There are other principles. For example, if you see kingdom in the OT, it’s a prefigurement of the kingdom in the NT. Moreover, the Kingdom is the Church. (Luke 9:6 shows the gospel is not about the crucifixion, as it precedes the crucifixion. Yet somehow they preach the good news — what is the good news? That Jesus is here to establish his Kingdom, which is his community, and that means Church.)
So far as genocides and that sort of difficulty, I learned a lot by listening to YouTube videos. Yeah, laugh … I know, I know. Still, Violence in the Bible is an attractive view. However, because genocides very well might have been a means of sanctification for those involved — “put the fear of God into them” — even the “literal” view is sustainable. With something like this, form criticism has some answers.
Looking deeper, the same oral culture which preserved scriptures diligently with a minimum of copyist error and a scrupulous attention to detail was a living culture. Later generations — certainly within the first hundred years after the apostles — would be basically correct even by merely human means, (and more if God decides to have a vested interest in the matter.)
Read the Christian scriptures in line with the generations of Christians who followed the authorship of these scriptures. It’s easier to draw a bead on the truth when connecting two points.

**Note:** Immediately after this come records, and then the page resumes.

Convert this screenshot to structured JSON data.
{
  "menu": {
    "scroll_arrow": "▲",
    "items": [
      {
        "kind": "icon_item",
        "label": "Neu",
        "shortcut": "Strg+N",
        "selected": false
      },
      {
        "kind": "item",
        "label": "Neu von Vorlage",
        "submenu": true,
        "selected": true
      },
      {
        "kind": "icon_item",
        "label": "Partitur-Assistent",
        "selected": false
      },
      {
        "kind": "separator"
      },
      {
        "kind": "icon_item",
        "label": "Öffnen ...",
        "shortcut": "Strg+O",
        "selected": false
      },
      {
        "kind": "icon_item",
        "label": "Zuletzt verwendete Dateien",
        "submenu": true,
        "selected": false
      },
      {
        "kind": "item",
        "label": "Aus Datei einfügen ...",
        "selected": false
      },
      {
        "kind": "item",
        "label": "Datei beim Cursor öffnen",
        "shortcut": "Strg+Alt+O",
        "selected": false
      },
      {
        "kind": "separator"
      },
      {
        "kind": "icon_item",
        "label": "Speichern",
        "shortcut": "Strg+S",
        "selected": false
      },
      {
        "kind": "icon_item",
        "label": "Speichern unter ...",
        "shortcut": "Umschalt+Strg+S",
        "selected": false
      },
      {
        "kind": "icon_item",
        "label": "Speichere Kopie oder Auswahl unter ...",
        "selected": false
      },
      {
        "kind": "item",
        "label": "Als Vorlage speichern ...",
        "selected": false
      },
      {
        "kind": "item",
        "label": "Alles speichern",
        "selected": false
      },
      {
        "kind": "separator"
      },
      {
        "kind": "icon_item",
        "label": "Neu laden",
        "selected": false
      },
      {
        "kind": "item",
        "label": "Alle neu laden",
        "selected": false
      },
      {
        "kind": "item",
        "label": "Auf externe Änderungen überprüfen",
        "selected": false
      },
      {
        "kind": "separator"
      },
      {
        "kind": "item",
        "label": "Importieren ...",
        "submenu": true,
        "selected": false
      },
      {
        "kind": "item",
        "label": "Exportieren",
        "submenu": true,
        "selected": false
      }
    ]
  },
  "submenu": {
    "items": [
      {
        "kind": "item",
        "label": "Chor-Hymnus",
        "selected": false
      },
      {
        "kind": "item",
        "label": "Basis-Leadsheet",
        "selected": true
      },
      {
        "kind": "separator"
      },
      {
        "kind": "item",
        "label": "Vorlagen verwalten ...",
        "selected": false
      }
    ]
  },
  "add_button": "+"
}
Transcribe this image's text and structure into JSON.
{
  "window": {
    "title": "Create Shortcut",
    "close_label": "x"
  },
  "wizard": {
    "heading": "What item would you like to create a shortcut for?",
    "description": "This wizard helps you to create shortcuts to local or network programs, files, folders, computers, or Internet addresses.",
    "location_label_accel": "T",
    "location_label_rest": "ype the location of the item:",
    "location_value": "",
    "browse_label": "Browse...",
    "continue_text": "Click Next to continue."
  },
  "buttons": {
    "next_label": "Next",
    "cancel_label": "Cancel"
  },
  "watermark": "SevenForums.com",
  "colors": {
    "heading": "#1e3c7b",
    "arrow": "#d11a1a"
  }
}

Extend this principle through history. The Apostolic Fathers and the Church Fathers are pre-eminent among interpreters. Though they can be wrong, they are less likely to be, and this is merely by admitting the principles which allow scripture to be considered transmitted faithfully.
Extending it further, this community of Christians has bishops in unbroken succession back to the Apostles, and so listen to them.
I don’t actually have a degree, though I wish I did; I just took a few (required) Bible classes at my school (Huntington University). And an elective or two. I wish I could have taken more.
I like Origen’s perspective (regarding ipso facto misreading) in Father Barron’s video. I also like that he looks at it realistically and acknowledges it as a real problem – but I love his explication of Origen’s view. I ultimately disagree with Origen’s perspective that recommends interpreting it as metaphorical and aim for a more nuanced approach, though I think there is definitely something that could be gained via Origen’s approach.
My angle is more that scripture was written by humans, but has something of the divine in it. I agree with the notion that if you get out of it that God is mean and violent and vindictive then you’re reading it wrong. People wrote it, but there’s something more to scripture than to other books, even other books that we might consider “inspired.”
I would add the theory of progressive revelation as an option, though it doesn’t sit right with me that God would do things like that in order to bring about recognition of him. There may be other schools of thought that do not require violence. As Eugene Peterson rightly puts it (more or less), God is concerned not only with the end, but with the means.
For my part, I’m not really sure how those parts got in there. The human side, perhaps. Maybe in the sense that Jesus was both God and man. God does not hunger, but Jesus did. God does not die, but Jesus did. It’s a theory.